Many residents of Andahuaylas, a rural and forgotten community in the Andes that serves as an example of Peru’s perpetual lack of reforms to combat misery, are flocking to the protests. If the region is poor, the drought is now destroying its last agricultural resources and thousands of small poultry farms that support the domestic economy. The corona virus is also punishing modest Peru terribly. The crisis is drowning.

In addition to the largest federation of trade unions in Peru, other grassroots organizations are involved in the mobilizations. They are not only responsible for organizing the marches, but also trying to control the rioters and distribute food to the protesters, many of them from municipalities hundreds of kilometers away. Among them are Vraem, which brings together the numerous laborers from the valleys of the rivers Apurímac, Ene, and Mantaro; the Red Muqui – a network of environmental and human rights groups based in rural areas – the indigenous associations of the Amazon and Cunarc, the powerful central that brings together the peasant patrols and claims “jurisdictional authority” in seventeen departments of the country. For example, the Cunarc were responsible for enforcing the ‘anti-covid’ measures at the worst moments of the health crisis. As a sign of his power, he recently asked the government to nullify the penal code in the indigenous, aboriginal and peasant communities in his area, as their “own legal system” is applied to them.

“The current conflict goes beyond Castillo.

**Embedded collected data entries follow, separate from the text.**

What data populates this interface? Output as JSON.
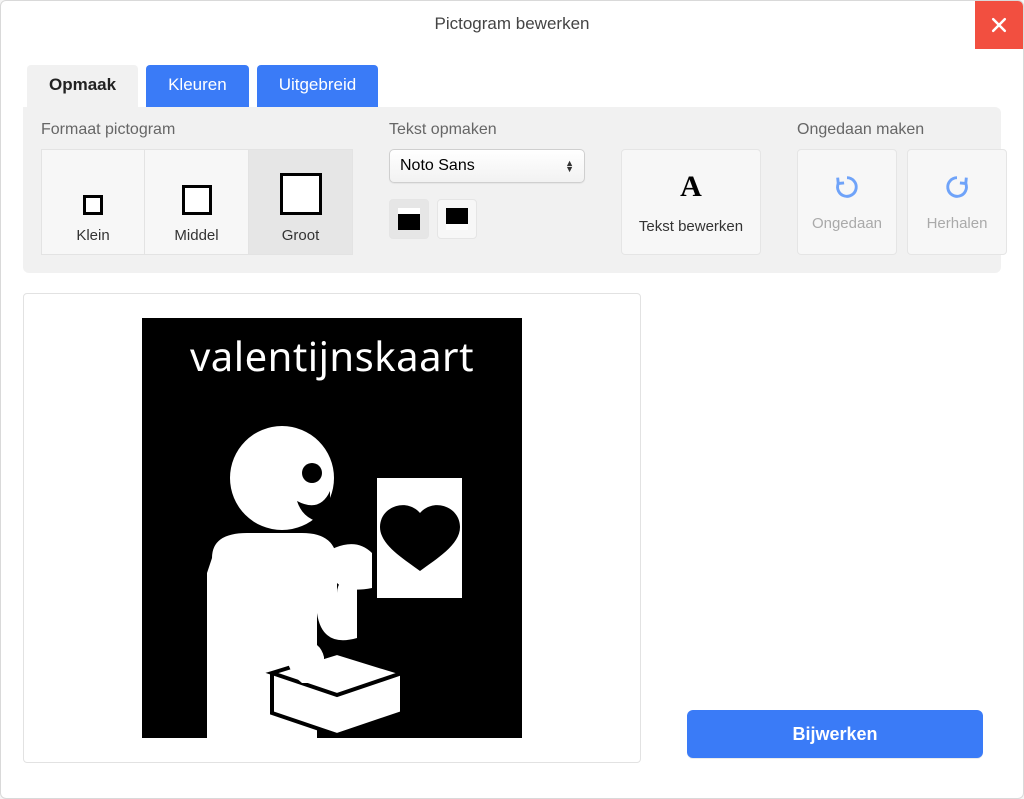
{
  "window": {
    "title": "Pictogram bewerken"
  },
  "tabs": {
    "format": "Opmaak",
    "colors": "Kleuren",
    "advanced": "Uitgebreid",
    "active": "format"
  },
  "toolbar": {
    "format_group": {
      "title": "Formaat pictogram",
      "options": {
        "small": "Klein",
        "medium": "Middel",
        "large": "Groot"
      },
      "selected": "large"
    },
    "text_group": {
      "title": "Tekst opmaken",
      "font_selected": "Noto Sans",
      "edit_text_label": "Tekst bewerken"
    },
    "undo_group": {
      "title": "Ongedaan maken",
      "undo_label": "Ongedaan",
      "redo_label": "Herhalen"
    }
  },
  "pictogram": {
    "label": "valentijnskaart"
  },
  "buttons": {
    "update": "Bijwerken"
  }
}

It is the revolt of the people and of a large number of small groups of poor farmers, miners or peasants against years of neglect, injustice and inequality,” experts say in the Peruvian media. Among these “people”, according to analysts, are thousands of anti-Fujimoristas, worried that the current political chaos will translate into an imminent return of Keiko Fujimori to a government that lost to Castillo in the last presidential election, and the renewal of the centralist policies they have ruined the rest of the nation.

Dina Boluarte’s own executive, however, distinguishes between the majority of those mobilized who relate to “sectors dissatisfied” with Peru’s socio-economic situation and the “destabilizing elements”, as the Interior Ministry calls anti-system groups. Police have identified several former members of Sendero Luminoso and the MRTA (Túpac Amaru Revolutionary Movement) during protests in Lima and dozens of roadblocks. He sees them as promoters of the heaviest mobilizations and airport occupations, which have become a new symbol of rebellion.